On Wed, Feb 21, 2024 at 12:51:04PM -0800, Matt Roper wrote:
On Wed, Feb 21, 2024 at 01:12:18AM +0100, Andi Shyti wrote:
On Tue, Feb 20, 2024 at 03:39:18PM -0800, Matt Roper wrote:
On Tue, Feb 20, 2024 at 03:35:26PM +0100, Andi Shyti wrote:
...
diff --git a/drivers/gpu/drm/i915/gt/intel_gt.c b/drivers/gpu/drm/i915/gt/intel_gt.c index a425db5ed3a2..e19df4ef47f6 100644 --- a/drivers/gpu/drm/i915/gt/intel_gt.c +++ b/drivers/gpu/drm/i915/gt/intel_gt.c @@ -168,6 +168,14 @@ static void init_unused_rings(struct intel_gt *gt) } } +static void intel_gt_apply_ccs_mode(struct intel_gt *gt) +{
- if (!IS_DG2(gt->i915))
return;
- intel_uncore_write(gt->uncore, XEHP_CCS_MODE, 0);
This doesn't look right to me. A value of 0 means every cslice gets associated with CCS0.
Yes, that's what I'm trying to do. The behavior I'm looking for is this one:
/* ... * With 1 engine (ccs0): * slice 0, 1, 2, 3: ccs0 * * With 2 engines (ccs0, ccs1): * slice 0, 2: ccs0 * slice 1, 3: ccs1 * * With 4 engines (ccs0, ccs1, ccs2, ccs3): * slice 0: ccs0 * slice 1: ccs1 * slice 2: ccs2 * slice 3: ccs3 ... */
where the user can configure runtime the mode, making sure that no client is connected to i915.
But, this needs to be written
As we are now forcing mode '1', then all cslices are connected with ccs0.
Right --- and that's what I'm pointing out as illegal. I think that code comment above was taken out of context from a different RFC series; that's not an accurate description of the behavior we want here.
First, the above comment is using ccs# to refer to userspace engines, not hardware engines. As a simple example, DG2-G11 only ever has a single CCS which userspace sees as "instance 0" but which is actually CCS1 at the hardware level. If you try to follow the comment above when programming CCS_MODE, you've assigned all of the cslices to a non-existent engine and assigned no cslices to the CCS engine that actually exists. For DG2-G10 (and I think DG2-G12), there are different combinations of fused-off / not-fused-off engines that will always show up in userspace as CCS0-CCSn, even if those don't match the hardware IDs.
Second, the above comment is assuming that you have a part with a maximum fusing config (i.e., all cslices present).
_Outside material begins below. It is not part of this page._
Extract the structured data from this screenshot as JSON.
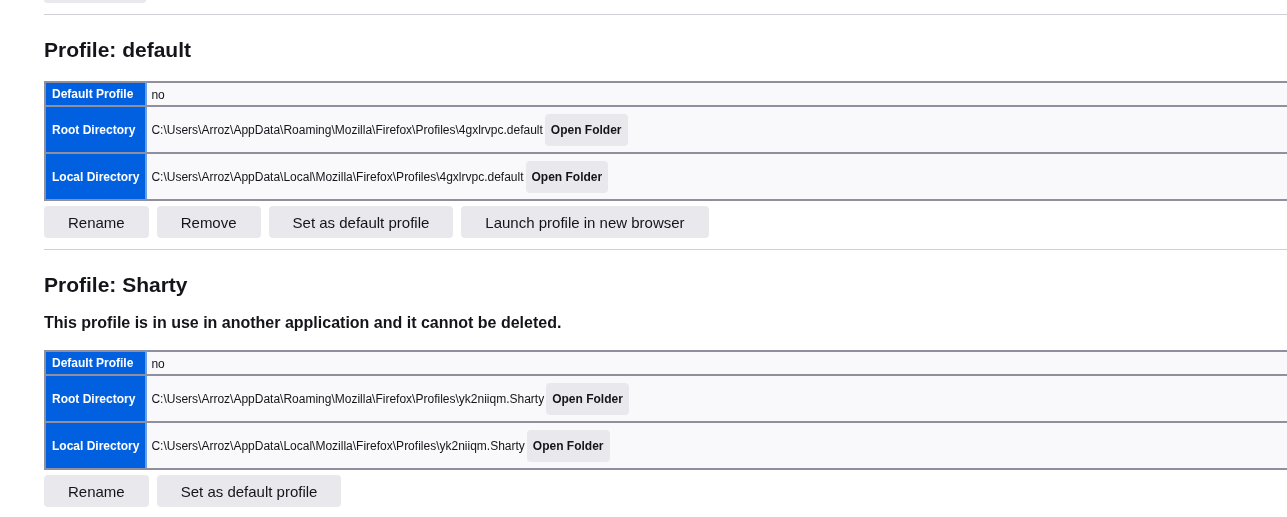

Using DG2-G11 again as an example, there's also only a single cslice (cslice1), so if you tell CCS1 that it's allowed to use EUs from non-existent cslice0, cslice2, and cslice3, you might not get the behavior you were hoping for.
if the hardware slices are fused off we wouldn't see them in a first place, right? And that's anyway a permanent configuration that wouldn't affect the patch.
BTW, is there any machine I can test this scenario?
On a DG2-G11 platform, that will flat out break compute since CCS0 is never present (G11 only has a single CCS and it's always the hardware's CCS1). Even on a G10 or G12 this could also break things depending on the fusing of your card if the hardware CCS0 happens to be missing.
Also, the register says that we need a field value of 0x7 for each cslice that's fused off. By passing 0, we're telling the CCS engine that it can use cslices that may not actually exist.
does it? Or do I need to write the id (0x0-0x3) of the user engine? That's how the mode is calculated in this algorithm.
0x0 - 0x3 are how you specify that a specific CCS engine can use the cslice. If the cslice can't be used at all (i.e., it's fused off), then you need to program a 0x7 to ensure no engines try to use the non-existent DSS/EUs.
I planned to limit this to the only DG2 (and ATSM, of course). Do you think it would it help?
Andi